Nel novembre 1970 seguì la pubblicazione del loro primo eponimo album. Gli Emerson, Lake & Palmer esplodevano e sviluppavano ulteriormente il progetto musicale dei Nice presentando una ancora più compiuta fusione di musica classica, rock e jazz. L'era del prog era definitivamente cominciata e Keith Emerson ne era uno dei suoi profeti. Con l'assolo al moog di "Lucky Man" (scritta da Greg Lake) il musicista britannico pose all'attenzione del mondo intero, per la prima volta, tutta la potenza del suono di un sintetizzatore.

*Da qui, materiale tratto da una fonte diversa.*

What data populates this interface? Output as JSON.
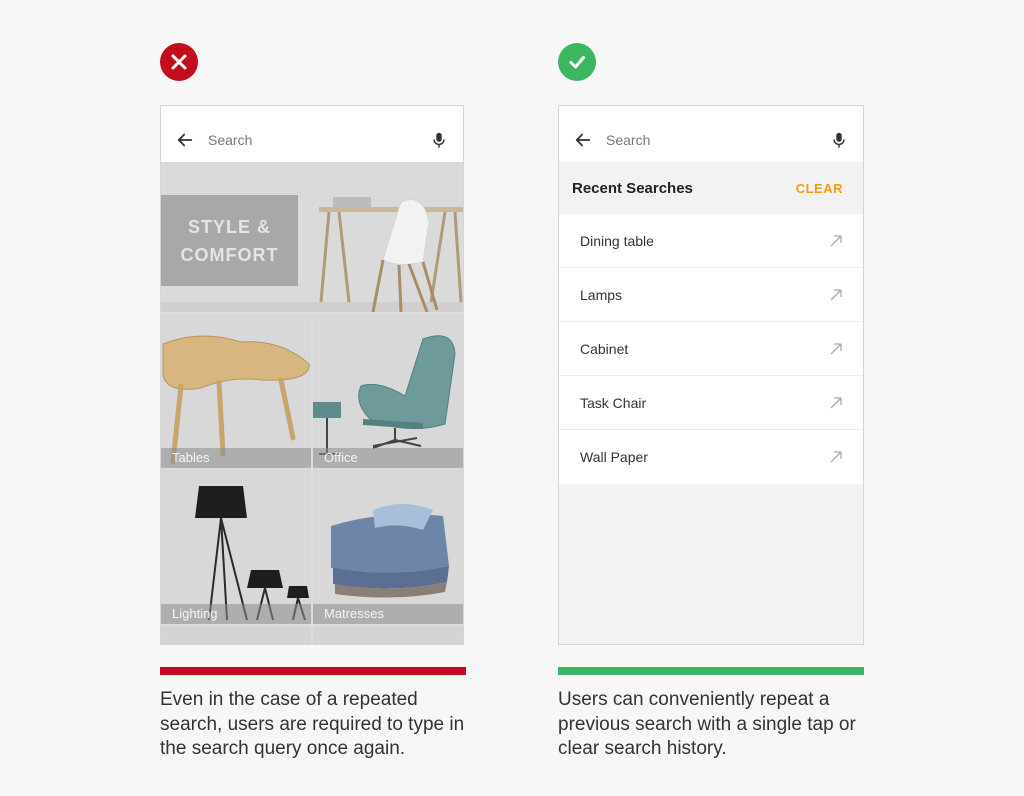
{
  "left_panel": {
    "status_color": "#c30c1c",
    "search_placeholder": "Search",
    "promo_line1": "STYLE &",
    "promo_line2": "COMFORT",
    "tiles": [
      "Tables",
      "Office",
      "Lighting",
      "Matresses"
    ],
    "caption": "Even in the case of a repeated search, users are required to type in the search query once again."
  },
  "right_panel": {
    "status_color": "#3cb661",
    "search_placeholder": "Search",
    "recent_title": "Recent Searches",
    "clear_label": "CLEAR",
    "recent_items": [
      "Dining table",
      "Lamps",
      "Cabinet",
      "Task Chair",
      "Wall Paper"
    ],
    "caption": "Users can conveniently repeat a previous search with a single tap or clear search history."
  }
}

Dopo "Emerson, Lake & Palmer" il terzetto mise in fila, fino al 1973, uno dopo l'altro, un anno dopo l'altro, gli album "Tarkus", "Trilogy", "Brain Salad Surgery" più il disco dal vivo "Pictures at an Exhibition" sbancando le classifiche di vendita e proponendo spettacoli dal vivo che celebravano l'epica prog impiegando tecnologie, per i tempi, sempre più sofisticate.

Dietro l'angolo, però, pronto all'agguato, si nascondeva uno dei più temibili nemici che una band possa avere, un nemico al quale è molto complicato prendere le misure: l'ego del musicista. Le tensioni tra i tre membri del gruppo crescevano inesorabili allo scorrere del tempo. Nel 1977, gli album "Works volume 1" e "Works volume 2" vennero incisi da una band che ormai viveva da separata in casa. Giusto il tempo di pubblicare, nel 1978, più per obblighi contrattuali che per vera ispirazione, "Love Beach" e gli Emerson, Lake & Palmer, probabilmente senza neppure salutarsi, imboccarono ognuno una strada diversa.



A quel punto Keith Emerson era già entrato nella leggenda. Nel prosieguo della sua vita artistica firmò più di una colonna sonora – tra queste, anche quella del film 'Inferno' di Dario Argento - poi si riunì, nel 1986, con Lake per una nuova edizione degli EL&P, dove la p era Cozy Powell. Gli originali Emerson, Lake e Palmer ci riprovarono nel 1991 per sciogliersi nuovamente nel 1998 dopo avere pubblicato due album. Il mondo era cambiato, la musica aveva preso altre direzioni. Emerson nell'ultimo periodo della sua carriera solista si avvicinò alla musica classica e orchestrale.

Cinque anni fa, il 10 marzo 2016, Keith Emerson, in preda da tempo alla depressione, a causa di una malattia degenerativa che lo aveva colpito, tremendo contrappasso, al braccio e alla mano destra impedendogli di continuare a suonare, si è tolto la vita con un colpo d'arma da fuoco alla testa. Aveva 71 anni.